When Farah Al Qasimi got the opportunity to document Arab American culture in Detroit and Dearborn, she considered it a “dream come true.”
The 29-year-old photographer aims to “capture power, gender and taste in the Arab world” — and both Detroit and Dearborn offered a unique opportunity to capture just that.
“A lot of these young people are growing up in a difficult time. A lot of them are being demonized for their racial identities.” - Farah Al Qasimi, photographer
“The thing that really struck me the most was the warmth and openness of the people I met in Dearborn,” says Qasimi.
Where: David Adamany Undergraduate Library at 5155 Gullen Mall, Detroit, MI 48202
When: Through March 13
The month-long residency has become a new exhibition of Qasimi’s work called “Brotherville,” which primarily captures the social lives of young Arab-Americans in the area. The exhibit was supported by a Knight Foundation grant and organized by the Wayne State University Art Collection.
In Qasimi’s color-rich photographs, she captures the next generation of Arab-Americans in metro Detroit looking to forge “friendship circles on their own value systems rather than the value systems of their parents,” explains Qasimi.
“A thing that a lot of young Arab-Americans are doing really well in Dearborn is trying to tread this fine line between respecting tradition and heritage but also reframing what it means for themselves.” - Farah Al Qasimi, photographer
In many ways, it’s the straddling of two distinct worlds where contemporary American culture and Arab-American tradition and religion meet head-on on a daily basis.
“I read this meme that was like, ‘Are you even Arab if you don’t have a secret life?’” says Qasimi, who grew up in Abu Dhabi and currently lives in New York City. “A thing that a lot of young Arab-Americans are doing really well in Dearborn is trying to tread this fine line between respecting tradition and heritage but also reframing what it means for themselves.”
With her new exhibition “Brotherville,” Qasimi hopes viewers walk away with a better understanding of the diverse individuals who make up the Arab-American community in Dearborn and Detroit.

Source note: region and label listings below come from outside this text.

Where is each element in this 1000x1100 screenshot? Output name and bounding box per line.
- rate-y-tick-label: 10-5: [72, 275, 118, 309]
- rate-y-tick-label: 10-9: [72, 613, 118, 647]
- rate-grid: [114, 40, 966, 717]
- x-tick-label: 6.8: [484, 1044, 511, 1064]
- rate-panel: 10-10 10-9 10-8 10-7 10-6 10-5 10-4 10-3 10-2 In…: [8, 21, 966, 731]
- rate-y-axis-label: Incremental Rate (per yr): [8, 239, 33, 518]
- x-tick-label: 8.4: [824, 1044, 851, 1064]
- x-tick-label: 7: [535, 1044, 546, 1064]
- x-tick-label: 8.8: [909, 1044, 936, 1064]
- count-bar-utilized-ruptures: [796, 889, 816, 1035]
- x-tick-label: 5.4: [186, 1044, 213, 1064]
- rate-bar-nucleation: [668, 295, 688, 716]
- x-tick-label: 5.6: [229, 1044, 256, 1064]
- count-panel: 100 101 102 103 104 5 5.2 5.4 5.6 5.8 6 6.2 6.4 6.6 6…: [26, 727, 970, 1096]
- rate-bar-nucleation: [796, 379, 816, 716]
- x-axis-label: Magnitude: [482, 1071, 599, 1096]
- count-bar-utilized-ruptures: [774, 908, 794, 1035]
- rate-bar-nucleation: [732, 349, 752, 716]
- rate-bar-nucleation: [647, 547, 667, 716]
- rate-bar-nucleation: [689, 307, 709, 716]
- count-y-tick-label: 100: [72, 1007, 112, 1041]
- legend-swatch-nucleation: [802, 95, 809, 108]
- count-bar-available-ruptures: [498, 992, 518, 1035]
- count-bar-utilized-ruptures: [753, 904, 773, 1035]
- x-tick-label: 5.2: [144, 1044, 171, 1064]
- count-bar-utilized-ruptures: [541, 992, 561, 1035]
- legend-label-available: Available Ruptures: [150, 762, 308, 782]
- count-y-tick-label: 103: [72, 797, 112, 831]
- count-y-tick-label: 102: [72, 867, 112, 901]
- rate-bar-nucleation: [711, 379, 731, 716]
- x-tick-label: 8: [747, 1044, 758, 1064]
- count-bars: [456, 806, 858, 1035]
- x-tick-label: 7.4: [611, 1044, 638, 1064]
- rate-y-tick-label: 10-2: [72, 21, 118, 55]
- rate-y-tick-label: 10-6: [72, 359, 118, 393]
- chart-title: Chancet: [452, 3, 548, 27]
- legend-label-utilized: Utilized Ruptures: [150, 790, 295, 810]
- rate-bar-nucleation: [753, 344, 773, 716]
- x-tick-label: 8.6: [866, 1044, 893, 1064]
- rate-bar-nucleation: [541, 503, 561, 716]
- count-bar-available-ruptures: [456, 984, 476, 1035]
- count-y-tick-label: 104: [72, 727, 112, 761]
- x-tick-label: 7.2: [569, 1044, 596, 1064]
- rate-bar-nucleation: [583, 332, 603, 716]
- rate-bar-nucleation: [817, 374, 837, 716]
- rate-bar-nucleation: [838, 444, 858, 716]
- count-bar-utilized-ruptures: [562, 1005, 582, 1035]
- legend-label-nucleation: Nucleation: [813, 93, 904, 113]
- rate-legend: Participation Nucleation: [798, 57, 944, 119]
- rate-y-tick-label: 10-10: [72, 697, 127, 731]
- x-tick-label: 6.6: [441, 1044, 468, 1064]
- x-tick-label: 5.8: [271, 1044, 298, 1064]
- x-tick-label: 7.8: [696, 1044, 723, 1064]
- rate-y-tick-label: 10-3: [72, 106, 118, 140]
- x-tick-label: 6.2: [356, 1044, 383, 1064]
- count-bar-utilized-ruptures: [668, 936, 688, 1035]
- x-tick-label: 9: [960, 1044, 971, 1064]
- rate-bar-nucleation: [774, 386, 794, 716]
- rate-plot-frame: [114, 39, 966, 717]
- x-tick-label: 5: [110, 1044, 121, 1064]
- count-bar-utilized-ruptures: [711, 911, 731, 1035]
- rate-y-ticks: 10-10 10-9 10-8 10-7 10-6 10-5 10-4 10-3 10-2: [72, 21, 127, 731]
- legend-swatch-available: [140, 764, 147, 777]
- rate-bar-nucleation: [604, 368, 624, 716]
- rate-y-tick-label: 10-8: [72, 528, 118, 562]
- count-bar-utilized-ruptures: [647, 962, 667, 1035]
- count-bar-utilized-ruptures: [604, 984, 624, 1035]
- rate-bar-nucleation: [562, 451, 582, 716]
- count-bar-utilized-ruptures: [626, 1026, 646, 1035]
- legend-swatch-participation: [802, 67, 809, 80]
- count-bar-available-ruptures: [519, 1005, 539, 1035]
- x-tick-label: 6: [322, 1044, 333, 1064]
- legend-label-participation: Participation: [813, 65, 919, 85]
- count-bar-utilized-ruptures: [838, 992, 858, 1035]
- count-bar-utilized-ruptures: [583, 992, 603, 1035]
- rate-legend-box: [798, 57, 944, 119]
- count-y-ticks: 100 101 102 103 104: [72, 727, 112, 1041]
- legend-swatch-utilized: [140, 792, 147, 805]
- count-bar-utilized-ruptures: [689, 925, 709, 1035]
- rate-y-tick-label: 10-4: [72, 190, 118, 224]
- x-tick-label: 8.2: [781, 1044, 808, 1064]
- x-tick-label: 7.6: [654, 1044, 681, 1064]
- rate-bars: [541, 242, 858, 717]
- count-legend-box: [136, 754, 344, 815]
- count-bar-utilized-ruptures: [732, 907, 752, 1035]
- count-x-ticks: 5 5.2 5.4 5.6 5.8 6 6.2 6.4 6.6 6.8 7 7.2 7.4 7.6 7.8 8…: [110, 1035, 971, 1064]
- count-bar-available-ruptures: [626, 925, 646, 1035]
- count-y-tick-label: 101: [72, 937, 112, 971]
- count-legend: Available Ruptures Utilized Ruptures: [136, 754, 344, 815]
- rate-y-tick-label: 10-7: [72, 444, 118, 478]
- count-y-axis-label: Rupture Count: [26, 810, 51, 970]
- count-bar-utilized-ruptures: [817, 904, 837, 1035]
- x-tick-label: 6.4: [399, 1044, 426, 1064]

“What I hope is felt in the photographs is really a celebration of these people and their lives — but also a look into the complexity of identity that some of them might be moving through,” says Qasimi. “What does it mean to be a young woman who is interested in modest hijabi fashion who still really wants to express herself but wants to respect that part of her religion? What does it mean to be a young queer Arab? What does it mean to be someone who is not just one identity or another but actually exists at the intersection of these important, often marginalized identities?”